Nice est particulièrement sensible a cet hommage puisque c'est ici qu'il est né, le 13 avril 1940. Cependant, issu d'une famille bretonne émigrée à l'Île Maurice au XVIIIe siècle, il a toujours déclaré abruptement : «Je n'appartiens pas au sud de la France, même si je suis né par hasard à Nice». Mais c'est pourtant bien à Nice qu'il a passé son enfance et son adolescence et qu'il a effectué une bonne partie de ses études. Et bien qu'il réside aujourd'hui aux USA, non loin de la frontière mexicaine, il revenait régulièrement dans le quartier du port de sa ville natale où sa mère est décédée il y a peu et où il a conservé quelques attaches.

J.M.G. Le Clézio à mis en scène Nice dans nombre de ses livres : Nice "ville-paysage" est bien présente dans Procès-verbal, Révolutions, Terra Amata et dans un texte sur la notion « d'arrière-pays » publié par la revue GEO; la Nice de 1940 à 1963 est en traces dans Onitsha, Poisson d'or, Révolutions, Printemps, L'Africain, Ourania etc. Rappelons enfin que Procès-Verbal (éditions Gallimard) a été illustré par un autre enfant de Nice, Edmond Baudoin, un dessinateur que NiceRendezVous a eu maintes fois l'occasion de présenter.
Ainsi c'est à Nice surtout qu'il a découvert le cinéma, cette passion qui le dévorera toute sa vie et dont il rend compte dans un ouvrage récent, Ballaciner, paru en mai 2007 aux éditions Gallimard.
Plutôt que de rewriter une énième biographie de cet "écrivain cosmopolite", comme le qualifie Horace Engdahl, secrétaire permanent de l'Académie Nobel, nous préférons citer quelques extraits de Ballaciner où il évoque, avec le talent qu'on lui connaît, les salles de cinéma jadis si nombreuses dans la capitale azuréenne. Une évocation qui ne laissera pas insensible tous ceux qui ont connu Nice à la fin des années 50...

« Lorsque j'ai commencé à fréquenter les salles de cinéma, à l'âge de 16 ou 17 ans, je suis entré dans un cycle qui m'a apporté beaucoup de plaisir et d'émotions. C'était à Nice, qui à l'époque s'enorgueillissait de posséder cinquante salles de cinéma. Il y en avait pour tous les goûts, pour tous les prix, pour tous les quartiers. J'allais au cinéma jusqu'à deux ou trois fois par jour. On m'objectera qu'il devait falloir avoir les moyens. C'était une autre époque. Certains cinémas (il en sera question plus loin) étaient de véritables théâtres, présentaient des films récents, hollywoodiens, Cinémascope et Eastmancolor, et drainaient les spectateurs les plus fortunés de cette ville, qui s'endimanchaient comme pour aller au théâtre.
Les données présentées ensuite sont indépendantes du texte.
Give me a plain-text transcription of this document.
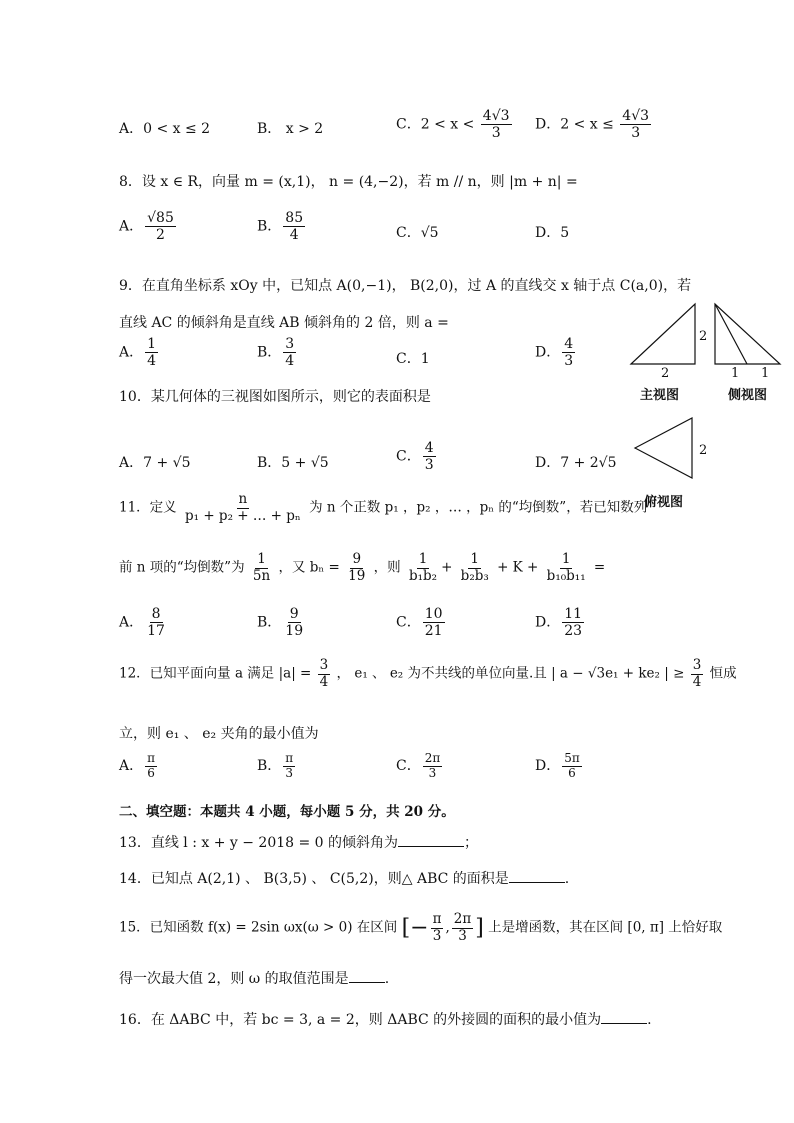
A．0 < x ≤ 2	B． x > 2	C．$2 < x < \frac{4√3}{3}$ D．$2 < x \le \frac{4√3}{3}$
8．设 x ∈ R，向量 m = (x,1)， n = (4,−2)，若 m // n，则 |m + n| =
A． $\frac{√85}{2}$	B． $\frac{85}{4}$	C．√5	D．5
9．在直角坐标系 xOy 中，已知点 A(0,−1)， B(2,0)，过 A 的直线交 x 轴于点 C(a,0)，若
直线 AC 的倾斜角是直线 AB 倾斜角的 2 倍，则 a =
A． $\frac{1}{4}$	B． $\frac{3}{4}$	C．1	D． $\frac{4}{3}$	2
2	1 1
主视图	侧视图
2
俯视图
10．某几何体的三视图如图所示，则它的表面积是
A．7 + √5	B．5 + √5	C． $\frac{4}{3}$	D．7 + 2√5
11．定义 $\frac{n}{\text{p₁ + p₂ + … + pₙ}}$ 为 n 个正数 p₁ ，p₂ ，… ，pₙ 的“均倒数”，若已知数列
前 n 项的“均倒数”为 $\frac{1}{5n}$ ，又 $b_n = \frac{9}{19}$ ，则 $\frac{1}{\text{b₁b₂}} + \frac{1}{\text{b₂b₃}} + K + \frac{1}{\text{b₁₀b₁₁}}$ =
A． $\frac{8}{17}$	B． $\frac{9}{19}$	C． $\frac{10}{21}$	D． $\frac{11}{23}$
12．已知平面向量 a 满足 $|a| = \frac{3}{4}$ ， e₁ 、 e₂ 为不共线的单位向量.且 | a − √3e₁ + ke₂ | ≥ $\frac{3}{4}$ 恒成
立，则 e₁ 、 e₂ 夹角的最小值为
A． $\frac{\pi}{6}$	B． $\frac{\pi}{3}$	C． $\frac{2\pi}{3}$	D． $\frac{5\pi}{6}$
二、填空题：本题共 4 小题，每小题 5 分，共 20 分。
13．直线 l : x + y − 2018 = 0 的倾斜角为	；
14．已知点 A(2,1) 、 B(3,5) 、 C(5,2)，则△ ABC 的面积是	.
15．已知函数 f(x) = 2sin ωx(ω > 0) 在区间 [− $\frac{\pi}{3}$ , $\frac{2\pi}{3}$ ] 上是增函数，其在区间 [0, π] 上恰好取
得一次最大值 2，则 ω 的取值范围是	.
16．在 ΔABC 中，若 bc = 3, a = 2，则 ΔABC 的外接圆的面积的最小值为	.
Toutefois, les six premiers rangs étaient généralement bradés à des prix dérisoires, au cours des matinées. C'est là que j'ai vu nombre de péplums, les westerns récents, (...).
Les amateurs désargentés pouvaient opter pour les cinémas de quartier. Chacun avait son public : les Gitans - très nombreux à
Nice à l'époque - allaient au Politéama, ou au cinéma du Pin, ou de la Tour, dans la vieille ville. On y donnait des films populaires (...) dans une ambiance houleuse. Le cône de lumière dont parle Barthes était la plupart du temps fracturé par la fumée des cigarettes qui montait des premiers rangs et s'interposait devant l'écran. J'ai vu des passages entiers de certains films projetés sur ce brouillard lumineux qui leur conférait une apparence fantasmagorique, voire diabolique. Des bagarres éclataient, le film était interrompu, les lumières rallumées, le temps d'un contrôle de police.
Au
Cinéac - le cinéma fréquenté par Gilles Jacob -, on pouvait voir pour une somme dérisoire les anciens succès.
(...)
Certains cinémas étaient spécialisés : le ciné
Edouard-VII projetait exclusivement des films d'horreur, puis, quand la mode a passé, des films dits « érotiques ». Le cinéma Barla, des films de muscle, généralement italiens
(...). Le Mondial (la grande salle aux petits prix) permettait de voir en permanent les grands Américains (...). Le Magnan, presque en dehors de la ville, permettait à ceux qui les avaient manqués de voir les succès commerciaux vieux de deux ou trois ans, déjà sombrés dans l'oubli. Mais le cinéma que je fréquentais le plus, c'était le Saint-Maurice, perché dans les hauts de la ville, qui accueillait une fois par semaine le ciné-club Jean-Vigo.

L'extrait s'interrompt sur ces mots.